Judge of the European Court of Human Rights in respect of Croatia
- In office 1 November 1998 – 2013
- Preceded by: New appointment

Personal details
- Born: 22 February 1948 (age 78) Zagreb, PR Croatia, FPR Yugoslavia
- Alma mater: University of Zagreb, Graduate Institute of International Studies
- Profession: Lawyer

= Nina Vajić =

Croatian lawyer and judge

Nina Vajić (born 22 February 1948) is a Croatian lawyer and a former Judge of the European Court of Human Rights in respect of Croatia.

==Early life==
Vajić was born on 22 February 1948 in Zagreb, the capital and largest city of Croatia.
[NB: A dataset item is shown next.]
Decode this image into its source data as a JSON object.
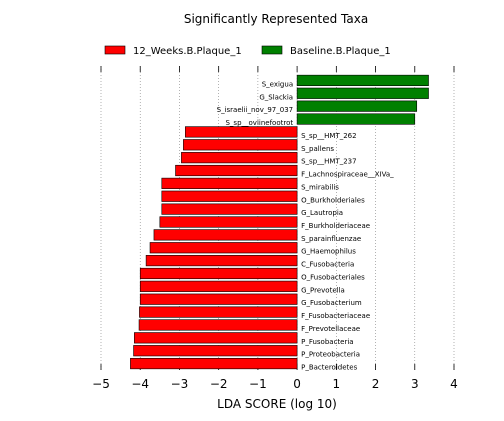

She studied at the Faculty of Law of the University of Zagreb from 1966 to 1971, and then worked there as an Instructor until 1978, when she was promoted to Assistant and began a Master's in International Law at the Graduate Institute of International Studies (HEI) of the University of Geneva.

==Legal career==
She was appointed assistant professor at the University of Zagreb in 1985 and associate professor in 1991, at which time she also became Director of the university's Institute of Public and Private International Law. In 1996 became Professor of Public International Law, but only held this post until 1998, when she was elected the first judge in respect of Croatia at the newly established permanent European Court of Human Rights. In 2013 she was succeeded by Ksenija Turković.